« Votre mari s’est engagé à traquer une dangereuse confrérie d’assassins qui a tenté de mettre fin à mes jours hier, dans la nuit... La Confrérie des Sans-Visages, des assassins professionnels.
- Nous soupçonnons qu’ils ont été envoyés par quelqu’un cherchant à provoquer un incident diplomatique majeur entre Meisa et Nexus, et que la mort de plusieurs ressortissants meisaens survenue également hier soir est liée à cette sinistre affaire. »

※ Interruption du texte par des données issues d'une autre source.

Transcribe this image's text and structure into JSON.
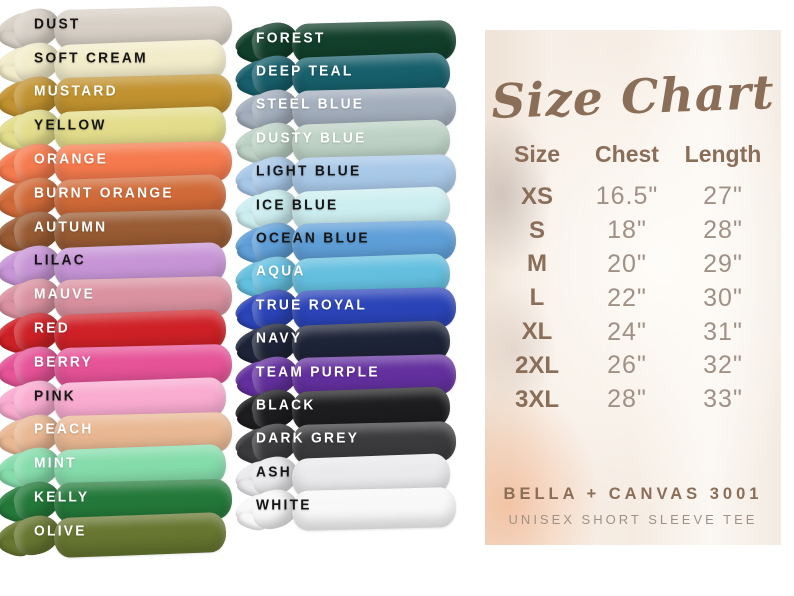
{
  "color_chart": {
    "columns": [
      {
        "items": [
          {
            "label": "DUST",
            "color": "#d8d0c6",
            "text_color": "#161616"
          },
          {
            "label": "SOFT CREAM",
            "color": "#f3ecca",
            "text_color": "#161616"
          },
          {
            "label": "MUSTARD",
            "color": "#c1922f",
            "text_color": "#ffffff"
          },
          {
            "label": "YELLOW",
            "color": "#e3dd8b",
            "text_color": "#161616"
          },
          {
            "label": "ORANGE",
            "color": "#f57a4d",
            "text_color": "#ffffff"
          },
          {
            "label": "BURNT ORANGE",
            "color": "#d06a38",
            "text_color": "#ffffff"
          },
          {
            "label": "AUTUMN",
            "color": "#985b33",
            "text_color": "#ffffff"
          },
          {
            "label": "LILAC",
            "color": "#c795d6",
            "text_color": "#161616"
          },
          {
            "label": "MAUVE",
            "color": "#da92a0",
            "text_color": "#ffffff"
          },
          {
            "label": "RED",
            "color": "#ce2127",
            "text_color": "#ffffff"
          },
          {
            "label": "BERRY",
            "color": "#e65397",
            "text_color": "#ffffff"
          },
          {
            "label": "PINK",
            "color": "#f9abd0",
            "text_color": "#161616"
          },
          {
            "label": "PEACH",
            "color": "#e9b893",
            "text_color": "#ffffff"
          },
          {
            "label": "MINT",
            "color": "#85dcab",
            "text_color": "#ffffff"
          },
          {
            "label": "KELLY",
            "color": "#24793a",
            "text_color": "#ffffff"
          },
          {
            "label": "OLIVE",
            "color": "#677630",
            "text_color": "#ffffff"
          }
        ]
      },
      {
        "items": [
          {
            "label": "FOREST",
            "color": "#123f2b",
            "text_color": "#ffffff"
          },
          {
            "label": "DEEP TEAL",
            "color": "#175f6b",
            "text_color": "#ffffff"
          },
          {
            "label": "STEEL BLUE",
            "color": "#a3aebc",
            "text_color": "#ffffff"
          },
          {
            "label": "DUSTY BLUE",
            "color": "#bdd2c5",
            "text_color": "#ffffff"
          },
          {
            "label": "LIGHT BLUE",
            "color": "#a8c8e8",
            "text_color": "#161616"
          },
          {
            "label": "ICE BLUE",
            "color": "#cceef0",
            "text_color": "#161616"
          },
          {
            "label": "OCEAN BLUE",
            "color": "#5f9fd8",
            "text_color": "#161616"
          },
          {
            "label": "AQUA",
            "color": "#64bfdf",
            "text_color": "#ffffff"
          },
          {
            "label": "TRUE ROYAL",
            "color": "#2b44b8",
            "text_color": "#ffffff"
          },
          {
            "label": "NAVY",
            "color": "#1e2438",
            "text_color": "#ffffff"
          },
          {
            "label": "TEAM PURPLE",
            "color": "#63309e",
            "text_color": "#ffffff"
          },
          {
            "label": "BLACK",
            "color": "#1d1d1f",
            "text_color": "#ffffff"
          },
          {
            "label": "DARK GREY",
            "color": "#3b3b3d",
            "text_color": "#ffffff"
          },
          {
            "label": "ASH",
            "color": "#eaeaec",
            "text_color": "#161616"
          },
          {
            "label": "WHITE",
            "color": "#f8f8f8",
            "text_color": "#161616"
          }
        ]
      }
    ]
  },
  "size_chart": {
    "title": "Size Chart",
    "headers": [
      "Size",
      "Chest",
      "Length"
    ],
    "rows": [
      [
        "XS",
        "16.5\"",
        "27\""
      ],
      [
        "S",
        "18\"",
        "28\""
      ],
      [
        "M",
        "20\"",
        "29\""
      ],
      [
        "L",
        "22\"",
        "30\""
      ],
      [
        "XL",
        "24\"",
        "31\""
      ],
      [
        "2XL",
        "26\"",
        "32\""
      ],
      [
        "3XL",
        "28\"",
        "33\""
      ]
    ],
    "brand": "BELLA + CANVAS 3001",
    "product": "UNISEX SHORT SLEEVE TEE",
    "accent_color": "#8a6e58",
    "value_color": "#a09186"
  },
  "chart_data": {
    "type": "table",
    "title": "Size Chart",
    "columns": [
      "Size",
      "Chest",
      "Length"
    ],
    "rows": [
      [
        "XS",
        "16.5\"",
        "27\""
      ],
      [
        "S",
        "18\"",
        "28\""
      ],
      [
        "M",
        "20\"",
        "29\""
      ],
      [
        "L",
        "22\"",
        "30\""
      ],
      [
        "XL",
        "24\"",
        "31\""
      ],
      [
        "2XL",
        "26\"",
        "32\""
      ],
      [
        "3XL",
        "28\"",
        "33\""
      ]
    ]
  }
}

Assez étonnamment pour ses interlocutrices, la Reine ne sembla pas plus choquée par la nouvelle que cela. Certes, la mort des Meisaens l’affligeait, car en tant que femme aimant profondément ses sujets, elle s’attristait que ceux-ci puissent avoir une fin aussi violente qu’abrupte, mais c’était le risque que ces hommes et femmes prenait à quitter le giron sécuritaire du Royaume, et c’était de plus leur propre décision. Elle savait que ce n’était pas la faute du gouvernement de Nexus, du coup, elle n’avait aucune raison de s’en prendre à Elena.
« Nous espérons pouvoir obtenir l’idée des commanditaires de la confrérie en les traquant... Le Roi Serenos les poursuit avec l’aide de Messire Ronald Langley, qui est chargé de ma protection depuis des années, et en qui j’ai la plus grande confiance.
- Et les seuls à pouvoir réellement bénéficier de votre disparition et d’un conflit entre deux contrées sont les membres de la noblesse ou les conseillers, songea Andanariel.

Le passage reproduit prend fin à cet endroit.